Over the course of nearly six years, the ARCHE team extracted DNA from 27 ancient pre-European settlement remains of known provenance from sites in Queensland (Weipa, Cairns, Mapoon) and NSW (Bourke, Willandra Lakes, Barham).
Nuclear DNA (derived from both parents) yielded the most accurate results, working in 100% of cases and to precise locations.
The research identified 10 sets of ancient Aboriginal Australian remains and, using the Australia-wide genomic map of people living today, showed that these ancient nuclear genomes could be used to accurately identify of the origins of remains. Statistical analyses of these nuclear DNA sequences (inherited from both the mother and father) showed that the closest relatives of each of these ancient people were people living today in the same region of Australia.
Importantly, 29 ancient mitochondrial DNA sequences (inherited only from the mother) were shown to be unreliable and performed poorly in this regard. For 18 of these ancient Aboriginal Australian individuals (62.1%), the closest contemporary match was an individual from the same geographic region (within 235 km).

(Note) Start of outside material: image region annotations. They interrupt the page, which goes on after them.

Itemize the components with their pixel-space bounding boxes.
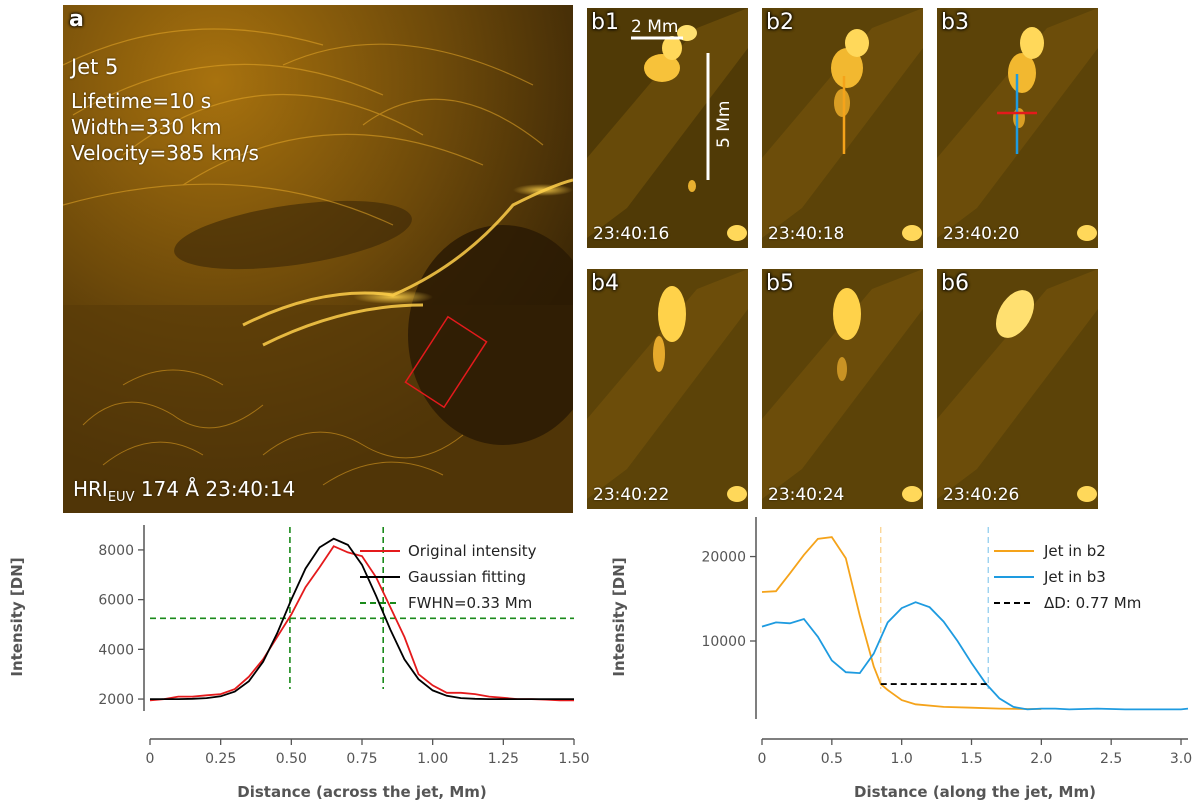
thumb-b5: b5 23:40:24 [762,269,923,509]
thumb-b3-label: b3 [941,10,969,35]
c2-xtick-label: 0.5 [821,751,843,767]
velocity-text: Velocity=385 km/s [71,141,259,165]
c2-xtick-label: 2.5 [1100,751,1122,767]
c1-xtick-label: 0.75 [346,751,377,767]
thumb-b4-image [587,269,748,509]
panel-a-image: a Jet 5 Lifetime=10 s Width=330 km Veloc… [63,5,573,513]
c2-series-0-line [761,536,1042,710]
chart2-y-label: Intensity [DN] [610,557,628,676]
c1-xtick-label: 0.25 [205,751,236,767]
thumb-b1-label: b1 [591,10,619,35]
c1-xtick-label: 1.50 [558,751,589,767]
c2-series-1-line [761,601,1189,711]
region-box [404,315,488,409]
legend-label-b2: Jet in b2 [1043,542,1106,560]
thumb-b3-time: 23:40:20 [943,224,1020,244]
chart-across-jet: 2000 4000 6000 8000 0 0.25 0.50 0.75 1.00 1.25 1.5… [8,525,590,801]
legend-label-original: Original intensity [408,542,537,560]
c2-xtick-label: 1.0 [891,751,913,767]
solar-corona-image [63,5,573,513]
c1-series-0-line [149,545,574,702]
c1-xtick-label: 1.00 [417,751,448,767]
thumb-b5-image [762,269,923,509]
instrument-name: HRI [73,477,108,501]
thumb-b1: 2 Mm 5 Mm b1 23:40:16 [587,8,748,248]
thumb-b4-time: 23:40:22 [593,485,670,505]
thumb-b1-image: 2 Mm 5 Mm [587,8,748,248]
c1-ytick-label: 2000 [98,692,134,708]
thumb-b4-label: b4 [591,271,619,296]
legend-label-delta: ΔD: 0.77 Mm [1044,594,1141,612]
c2-xtick-label: 1.5 [960,751,982,767]
thumb-b2-time: 23:40:18 [768,224,845,244]
c1-ytick-label: 8000 [98,543,134,559]
c1-ytick-label: 6000 [98,593,134,609]
legend-label-b3: Jet in b3 [1043,568,1106,586]
legend-label-fwhm: FWHN=0.33 Mm [408,594,532,612]
lifetime-text: Lifetime=10 s [71,89,212,113]
c1-xtick-label: 0 [146,751,155,767]
thumb-b2-label: b2 [766,10,794,35]
scalebar-vertical-label: 5 Mm [714,101,734,148]
thumb-b2: b2 23:40:18 [762,8,923,248]
c1-series-1-line [150,537,574,701]
thumb-b5-label: b5 [766,271,794,296]
thumb-b3-image [937,8,1098,248]
jet-title: Jet 5 [71,55,119,79]
c1-ytick-label: 4000 [98,642,134,658]
thumb-b6-image [937,269,1098,509]
thumb-b2-image [762,8,923,248]
legend-label-gaussian: Gaussian fitting [408,568,526,586]
c2-ytick-label: 20000 [701,550,746,566]
instrument-caption: HRIEUV 174 Å 23:40:14 [73,477,295,505]
scalebar-horizontal-label: 2 Mm [631,17,678,37]
chart2-x-label: Distance (along the jet, Mm) [854,783,1096,801]
chart2-legend: Jet in b2 Jet in b3 ΔD: 0.77 Mm [994,542,1141,612]
thumb-b6: b6 23:40:26 [937,269,1098,509]
chart-along-jet: 10000 20000 0 0.5 1.0 1.5 2.0 2.5 3.0 Distance (… [610,517,1192,801]
instrument-time: 174 Å 23:40:14 [134,477,296,501]
instrument-subscript: EUV [107,490,135,505]
c2-xtick-label: 3.0 [1170,751,1192,767]
chart1-y-label: Intensity [DN] [8,557,26,676]
panel-a-label: a [69,7,84,32]
thumb-b4: b4 23:40:22 [587,269,748,509]
thumb-b3: b3 23:40:20 [937,8,1098,248]
width-text: Width=330 km [71,115,222,139]
c1-xtick-label: 0.50 [276,751,307,767]
c2-xtick-label: 2.0 [1030,751,1052,767]
chart1-legend: Original intensity Gaussian fitting FWHN… [360,542,537,612]
c2-xtick-label: 0 [758,751,767,767]
thumb-b6-label: b6 [941,271,969,296]
chart1-x-label: Distance (across the jet, Mm) [237,783,487,801]
c1-xtick-label: 1.25 [488,751,519,767]
thumb-b6-time: 23:40:26 [943,485,1020,505]
thumb-b5-time: 23:40:24 [768,485,845,505]
c2-ytick-label: 10000 [701,634,746,650]
thumb-b1-time: 23:40:16 [593,224,670,244]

But for the remaining 11 ancient individuals (37.9%), the results were either inconclusive due to a lack of contemporary matches or because some mitochondrial haplotypes were geographically widespread.
The team also showed that if mitochondrial DNA sequences only were used in repatriation efforts in the Australian context, would result in a significant percentage (~7%) of remains being returned to the wrong Indigenous community. Hence, only complete nuclear genealogical data are able to identify the place and country of ancient remains.
“Nuclear DNA used as a tool for repatriation is very effective and if applied to unprovenanced ancestral remains will greatly assist with their repatriation,” Prof Lambert said.
“Ancient DNA from Australia where you’re battling heat, humidity and tropical elements can be extremely difficult to recover.
“This is our ‘positive control’ experiment – we know where these remains came from, so if we find the closest living relative is from the area where the bones came from, then we know that the method works properly.”
The ARCHE team said the method has the potential to help return ancient remains housed in museums back to their communities, but believe whether or not to use the method is a decision that needs to be made by Aboriginal Australians.
“Now that we’ve shown that this could be used, should it be used?” Dr Wright said.
“We’ve shown that it can be, but it’s not our decision to make.”
Prof Lambert argues that studies of isotope and craniometric data are not appropriate for such repatriation studies because they are not able to reconstruct genealogies and therefore cannot identify the Place and Country of ancient people.
The team is grateful to Larry Woosup and members of our Aboriginal Advisory Committee. The work was supported by grants from the Australian Research Council (DP140101405, DP110102635, LP120200144, LP140100387, and LP130100748) to Professor Lambert.